Marconi had applied luck and ingenuity to jump to the head of the line against many other accomplished inventors. Foremost among them was Nikola Tesla. In the early 1890s Tesla had also begun researching uses of electromagnetic waves. He filed a basic radio patent application in the U.S. in 1897. However he was first most interested in a system he proposed that would use the Earth itself as the means to conduct long-distance signals.

Between 1901 and 1906 he developed an experimental wireless-transmission station at Shoreham, NY, called Wardenclyffe Tower. The facility was built to transmit messages, telephony and facsimile images across the Atlantic Ocean to England and to ships at sea based on his theories of using the Earth as a conductor. But it never got off the ground. He lost the support of the project’s financier, J.P. Morgan, when he asked for more funding to expand the plant in order to compete with Marconi’s new system by switching to the use of wireless power transfer using electromagnetic waves. Tesla could find no new investors and the plant was abandoned in 1906.
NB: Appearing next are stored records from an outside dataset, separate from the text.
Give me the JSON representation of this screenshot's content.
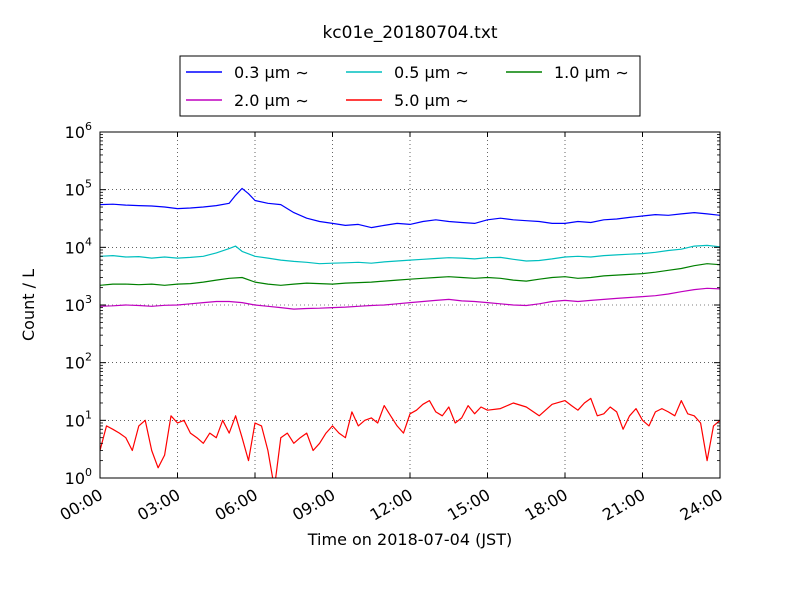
{
  "chart_data": {
    "type": "line",
    "title": "kc01e_20180704.txt",
    "xlabel": "Time on 2018-07-04 (JST)",
    "ylabel": "Count / L",
    "yscale": "log",
    "ylim": [
      1,
      1000000
    ],
    "xlim": [
      "00:00",
      "24:00"
    ],
    "grid": true,
    "legend_position": "top-center, above plot",
    "legend_symbol": "∼",
    "x_ticks": [
      "00:00",
      "03:00",
      "06:00",
      "09:00",
      "12:00",
      "15:00",
      "18:00",
      "21:00",
      "24:00"
    ],
    "y_ticks": [
      {
        "value": 1,
        "base": "10",
        "exp": "0"
      },
      {
        "value": 10,
        "base": "10",
        "exp": "1"
      },
      {
        "value": 100,
        "base": "10",
        "exp": "2"
      },
      {
        "value": 1000,
        "base": "10",
        "exp": "3"
      },
      {
        "value": 10000,
        "base": "10",
        "exp": "4"
      },
      {
        "value": 100000,
        "base": "10",
        "exp": "5"
      },
      {
        "value": 1000000,
        "base": "10",
        "exp": "6"
      }
    ],
    "series": [
      {
        "name": "0.3 μm",
        "color": "#0000ff",
        "points": [
          [
            "00:00",
            55000
          ],
          [
            "00:30",
            56000
          ],
          [
            "01:00",
            54000
          ],
          [
            "01:30",
            53000
          ],
          [
            "02:00",
            52000
          ],
          [
            "02:30",
            50000
          ],
          [
            "03:00",
            47000
          ],
          [
            "03:30",
            48000
          ],
          [
            "04:00",
            50000
          ],
          [
            "04:30",
            53000
          ],
          [
            "05:00",
            58000
          ],
          [
            "05:15",
            80000
          ],
          [
            "05:30",
            105000
          ],
          [
            "05:45",
            85000
          ],
          [
            "06:00",
            65000
          ],
          [
            "06:30",
            58000
          ],
          [
            "07:00",
            55000
          ],
          [
            "07:30",
            40000
          ],
          [
            "08:00",
            32000
          ],
          [
            "08:30",
            28000
          ],
          [
            "09:00",
            26000
          ],
          [
            "09:30",
            24000
          ],
          [
            "10:00",
            25000
          ],
          [
            "10:30",
            22000
          ],
          [
            "11:00",
            24000
          ],
          [
            "11:30",
            26000
          ],
          [
            "12:00",
            25000
          ],
          [
            "12:30",
            28000
          ],
          [
            "13:00",
            30000
          ],
          [
            "13:30",
            28000
          ],
          [
            "14:00",
            27000
          ],
          [
            "14:30",
            26000
          ],
          [
            "15:00",
            30000
          ],
          [
            "15:30",
            32000
          ],
          [
            "16:00",
            30000
          ],
          [
            "16:30",
            29000
          ],
          [
            "17:00",
            28000
          ],
          [
            "17:30",
            26000
          ],
          [
            "18:00",
            26000
          ],
          [
            "18:30",
            28000
          ],
          [
            "19:00",
            27000
          ],
          [
            "19:30",
            30000
          ],
          [
            "20:00",
            31000
          ],
          [
            "20:30",
            33000
          ],
          [
            "21:00",
            35000
          ],
          [
            "21:30",
            37000
          ],
          [
            "22:00",
            36000
          ],
          [
            "22:30",
            38000
          ],
          [
            "23:00",
            40000
          ],
          [
            "23:30",
            38000
          ],
          [
            "24:00",
            36000
          ]
        ]
      },
      {
        "name": "0.5 μm",
        "color": "#00bfbf",
        "points": [
          [
            "00:00",
            7000
          ],
          [
            "00:30",
            7200
          ],
          [
            "01:00",
            6800
          ],
          [
            "01:30",
            6900
          ],
          [
            "02:00",
            6500
          ],
          [
            "02:30",
            6800
          ],
          [
            "03:00",
            6500
          ],
          [
            "03:30",
            6700
          ],
          [
            "04:00",
            7000
          ],
          [
            "04:30",
            8000
          ],
          [
            "05:00",
            9500
          ],
          [
            "05:15",
            10500
          ],
          [
            "05:30",
            8500
          ],
          [
            "06:00",
            7000
          ],
          [
            "06:30",
            6500
          ],
          [
            "07:00",
            6000
          ],
          [
            "07:30",
            5700
          ],
          [
            "08:00",
            5500
          ],
          [
            "08:30",
            5200
          ],
          [
            "09:00",
            5300
          ],
          [
            "09:30",
            5400
          ],
          [
            "10:00",
            5500
          ],
          [
            "10:30",
            5300
          ],
          [
            "11:00",
            5600
          ],
          [
            "11:30",
            5800
          ],
          [
            "12:00",
            6000
          ],
          [
            "12:30",
            6200
          ],
          [
            "13:00",
            6400
          ],
          [
            "13:30",
            6600
          ],
          [
            "14:00",
            6500
          ],
          [
            "14:30",
            6300
          ],
          [
            "15:00",
            6600
          ],
          [
            "15:30",
            6700
          ],
          [
            "16:00",
            6200
          ],
          [
            "16:30",
            5800
          ],
          [
            "17:00",
            5900
          ],
          [
            "17:30",
            6300
          ],
          [
            "18:00",
            6800
          ],
          [
            "18:30",
            7000
          ],
          [
            "19:00",
            6800
          ],
          [
            "19:30",
            7200
          ],
          [
            "20:00",
            7400
          ],
          [
            "20:30",
            7600
          ],
          [
            "21:00",
            7800
          ],
          [
            "21:30",
            8200
          ],
          [
            "22:00",
            8800
          ],
          [
            "22:30",
            9300
          ],
          [
            "23:00",
            10500
          ],
          [
            "23:30",
            10800
          ],
          [
            "24:00",
            10200
          ]
        ]
      },
      {
        "name": "1.0 μm",
        "color": "#008000",
        "points": [
          [
            "00:00",
            2200
          ],
          [
            "00:30",
            2300
          ],
          [
            "01:00",
            2300
          ],
          [
            "01:30",
            2250
          ],
          [
            "02:00",
            2300
          ],
          [
            "02:30",
            2200
          ],
          [
            "03:00",
            2300
          ],
          [
            "03:30",
            2350
          ],
          [
            "04:00",
            2500
          ],
          [
            "04:30",
            2700
          ],
          [
            "05:00",
            2900
          ],
          [
            "05:30",
            3000
          ],
          [
            "06:00",
            2500
          ],
          [
            "06:30",
            2300
          ],
          [
            "07:00",
            2200
          ],
          [
            "07:30",
            2300
          ],
          [
            "08:00",
            2400
          ],
          [
            "08:30",
            2350
          ],
          [
            "09:00",
            2300
          ],
          [
            "09:30",
            2400
          ],
          [
            "10:00",
            2450
          ],
          [
            "10:30",
            2500
          ],
          [
            "11:00",
            2600
          ],
          [
            "11:30",
            2700
          ],
          [
            "12:00",
            2800
          ],
          [
            "12:30",
            2900
          ],
          [
            "13:00",
            3000
          ],
          [
            "13:30",
            3100
          ],
          [
            "14:00",
            3000
          ],
          [
            "14:30",
            2900
          ],
          [
            "15:00",
            3000
          ],
          [
            "15:30",
            2900
          ],
          [
            "16:00",
            2700
          ],
          [
            "16:30",
            2600
          ],
          [
            "17:00",
            2800
          ],
          [
            "17:30",
            3000
          ],
          [
            "18:00",
            3100
          ],
          [
            "18:30",
            2900
          ],
          [
            "19:00",
            3000
          ],
          [
            "19:30",
            3200
          ],
          [
            "20:00",
            3300
          ],
          [
            "20:30",
            3400
          ],
          [
            "21:00",
            3500
          ],
          [
            "21:30",
            3700
          ],
          [
            "22:00",
            4000
          ],
          [
            "22:30",
            4300
          ],
          [
            "23:00",
            4800
          ],
          [
            "23:30",
            5200
          ],
          [
            "24:00",
            5000
          ]
        ]
      },
      {
        "name": "2.0 μm",
        "color": "#bf00bf",
        "points": [
          [
            "00:00",
            950
          ],
          [
            "00:30",
            970
          ],
          [
            "01:00",
            1000
          ],
          [
            "01:30",
            980
          ],
          [
            "02:00",
            950
          ],
          [
            "02:30",
            990
          ],
          [
            "03:00",
            1000
          ],
          [
            "03:30",
            1050
          ],
          [
            "04:00",
            1100
          ],
          [
            "04:30",
            1150
          ],
          [
            "05:00",
            1150
          ],
          [
            "05:30",
            1100
          ],
          [
            "06:00",
            1000
          ],
          [
            "06:30",
            950
          ],
          [
            "07:00",
            900
          ],
          [
            "07:30",
            850
          ],
          [
            "08:00",
            870
          ],
          [
            "08:30",
            880
          ],
          [
            "09:00",
            900
          ],
          [
            "09:30",
            920
          ],
          [
            "10:00",
            950
          ],
          [
            "10:30",
            980
          ],
          [
            "11:00",
            1000
          ],
          [
            "11:30",
            1050
          ],
          [
            "12:00",
            1100
          ],
          [
            "12:30",
            1150
          ],
          [
            "13:00",
            1200
          ],
          [
            "13:30",
            1250
          ],
          [
            "14:00",
            1180
          ],
          [
            "14:30",
            1150
          ],
          [
            "15:00",
            1100
          ],
          [
            "15:30",
            1050
          ],
          [
            "16:00",
            1000
          ],
          [
            "16:30",
            980
          ],
          [
            "17:00",
            1050
          ],
          [
            "17:30",
            1150
          ],
          [
            "18:00",
            1200
          ],
          [
            "18:30",
            1150
          ],
          [
            "19:00",
            1200
          ],
          [
            "19:30",
            1250
          ],
          [
            "20:00",
            1300
          ],
          [
            "20:30",
            1350
          ],
          [
            "21:00",
            1400
          ],
          [
            "21:30",
            1450
          ],
          [
            "22:00",
            1550
          ],
          [
            "22:30",
            1700
          ],
          [
            "23:00",
            1850
          ],
          [
            "23:30",
            1950
          ],
          [
            "24:00",
            1900
          ]
        ]
      },
      {
        "name": "5.0 μm",
        "color": "#ff0000",
        "points": [
          [
            "00:00",
            3
          ],
          [
            "00:15",
            8
          ],
          [
            "00:30",
            7
          ],
          [
            "00:45",
            6
          ],
          [
            "01:00",
            5
          ],
          [
            "01:15",
            3
          ],
          [
            "01:30",
            8
          ],
          [
            "01:45",
            10
          ],
          [
            "02:00",
            3
          ],
          [
            "02:15",
            1.5
          ],
          [
            "02:30",
            2.5
          ],
          [
            "02:45",
            12
          ],
          [
            "03:00",
            9
          ],
          [
            "03:15",
            10
          ],
          [
            "03:30",
            6
          ],
          [
            "03:45",
            5
          ],
          [
            "04:00",
            4
          ],
          [
            "04:15",
            6
          ],
          [
            "04:30",
            5
          ],
          [
            "04:45",
            10
          ],
          [
            "05:00",
            6
          ],
          [
            "05:15",
            12
          ],
          [
            "05:30",
            5
          ],
          [
            "05:45",
            2
          ],
          [
            "06:00",
            9
          ],
          [
            "06:15",
            8
          ],
          [
            "06:30",
            3
          ],
          [
            "06:45",
            0.6
          ],
          [
            "07:00",
            5
          ],
          [
            "07:15",
            6
          ],
          [
            "07:30",
            4
          ],
          [
            "07:45",
            5
          ],
          [
            "08:00",
            6
          ],
          [
            "08:15",
            3
          ],
          [
            "08:30",
            4
          ],
          [
            "08:45",
            6
          ],
          [
            "09:00",
            8
          ],
          [
            "09:15",
            6
          ],
          [
            "09:30",
            5
          ],
          [
            "09:45",
            14
          ],
          [
            "10:00",
            8
          ],
          [
            "10:15",
            10
          ],
          [
            "10:30",
            11
          ],
          [
            "10:45",
            9
          ],
          [
            "11:00",
            18
          ],
          [
            "11:15",
            12
          ],
          [
            "11:30",
            8
          ],
          [
            "11:45",
            6
          ],
          [
            "12:00",
            13
          ],
          [
            "12:15",
            15
          ],
          [
            "12:30",
            19
          ],
          [
            "12:45",
            22
          ],
          [
            "13:00",
            14
          ],
          [
            "13:15",
            12
          ],
          [
            "13:30",
            17
          ],
          [
            "13:45",
            9
          ],
          [
            "14:00",
            11
          ],
          [
            "14:15",
            18
          ],
          [
            "14:30",
            13
          ],
          [
            "14:45",
            17
          ],
          [
            "15:00",
            15
          ],
          [
            "15:30",
            16
          ],
          [
            "16:00",
            20
          ],
          [
            "16:30",
            17
          ],
          [
            "17:00",
            12
          ],
          [
            "17:30",
            19
          ],
          [
            "18:00",
            22
          ],
          [
            "18:15",
            18
          ],
          [
            "18:30",
            15
          ],
          [
            "18:45",
            20
          ],
          [
            "19:00",
            24
          ],
          [
            "19:15",
            12
          ],
          [
            "19:30",
            13
          ],
          [
            "19:45",
            17
          ],
          [
            "20:00",
            14
          ],
          [
            "20:15",
            7
          ],
          [
            "20:30",
            12
          ],
          [
            "20:45",
            16
          ],
          [
            "21:00",
            10
          ],
          [
            "21:15",
            8
          ],
          [
            "21:30",
            14
          ],
          [
            "21:45",
            16
          ],
          [
            "22:00",
            14
          ],
          [
            "22:15",
            12
          ],
          [
            "22:30",
            22
          ],
          [
            "22:45",
            13
          ],
          [
            "23:00",
            12
          ],
          [
            "23:15",
            9
          ],
          [
            "23:30",
            2
          ],
          [
            "23:45",
            8
          ],
          [
            "24:00",
            10
          ]
        ]
      }
    ]
  }
}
In the years just before World War I, scientists at companies such as American Telephone and Telegraph, General Electric, and Westinghouse and inventors – including Reginald Fessenden, Lee De Forest and Cyril Elwell – were mapping out ways they could develop the potential of wireless communication so it could broadcast more sophisticated messages than the dots and dashes of Morse Code.

By 1914, Fessenden, a Canadian who was once employed in Thomas Edison’s labs, had worked with General Electric to build alternators that could sustain a consistent broadcast wave powerful enough to transmit voices and music over thousands of miles. Radio was developed for its military applications in the pre-World War I years, and the U.S. Navy held the patents.

Wireless Telegraph In 1919, Marconi’s resources were sold to General Electric and with that Radio Corporation of America (RCA, which spawned NBC Radio) – led by former Marconi employee David Sarnoff – was formed. The radio boom began, as people found it indispensable for receiving news and entertainment programs. RCA’s stock price went from $85 in early 1928 to $500 by the summer of 1929. The stock market crash of 1929 dropped it down to $20 per share, but tough economic times of the 1930s couldn’t stop the well-developed NBC network. The development of a vast array of programming choices in the 1930s brought the “Golden Age of Radio,” and by 1939 nearly 80 percent of the United States population owned a radio.

Historians say Guglielmo Marconi would not have been successful without taking advantage of Nikola Tesla’s inventions to develop and implement his communications systems. For example, Marconi was known to have had to use a Tesla oscillator to boost his gear enough to transmit the first signals across the English Channel. Some historical records claim that Otis Pond, an engineer who worked for Tesla, once said, “Looks as if Marconi got the jump on you.” And Tesla is said to have replied, “Marconi is a good fellow. Let him continue. He is using 17 of my patents.”

Tesla was granted the first U.S. patent on radio-related equipment in 1900, but in 1904 the U.S. Patent Office awarded Marconi a patent for the invention of radio, possibly due to his fame and connections. That decision was reversed during World War II in an interesting twist. When the Marconi Company filed suit against the U.S. government in the 1940s for using its patents during World War I, the U.S. Supreme Court restored Tesla’s 1900 radio patent, thus voiding the Marconi Company’s complaint.